The vast majority of America will be overweight or obese by 2030, according to projections, with 39 states having half of their population in this category, reports two public health organizations.
Following up on the release of current obesity levels in August, the news comes from "F as in Fat: How Obesity Threatens America's Future 2012," by Trust for America's Health and the Robert Wood Johnson Foundation.
"This study shows us two futures for America's health," said Risa Lavizzo-Mourey, MD, MACP, the foundation's president and CEO. "At every level of government, we must pursue policies that preserve health, prevent disease and reduce health care costs. Nothing less is acceptable."

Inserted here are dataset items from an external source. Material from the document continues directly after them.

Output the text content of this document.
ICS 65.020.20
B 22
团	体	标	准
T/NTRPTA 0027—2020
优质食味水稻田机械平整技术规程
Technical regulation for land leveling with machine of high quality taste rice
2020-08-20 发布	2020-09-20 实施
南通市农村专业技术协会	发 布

The analysis is based on a peer-reviewed model published last year in The Lancet. Findings include:
If obesity rates continue on their current trajectories, by 2030, 13 states could have adult obesity rates above 60 percent, with Mississippi having an obesity rate of 66.7%. Another 39 states could have rates above 50%. All 50 states could have rates above 44%, including Colorado, which topped 20% obesity prevalence for the first time in this year's results.
This could trigger a 10-fold increase in type 2 diabetes, coronary heart disease and stroke, and hypertension and arthritis between 2010 and 2020, only to double again by 2030.
That's more than 6 million cases of diabetes, 5 million cases of coronary heart disease and stroke, and more than 400,000 cases of cancer in the next 20 years.
Medical costs associated with treating preventable obesity-related diseases are estimated to increase by $48 billion to $66 billion per year in the United States by 2030, not counting the loss in economic productivity.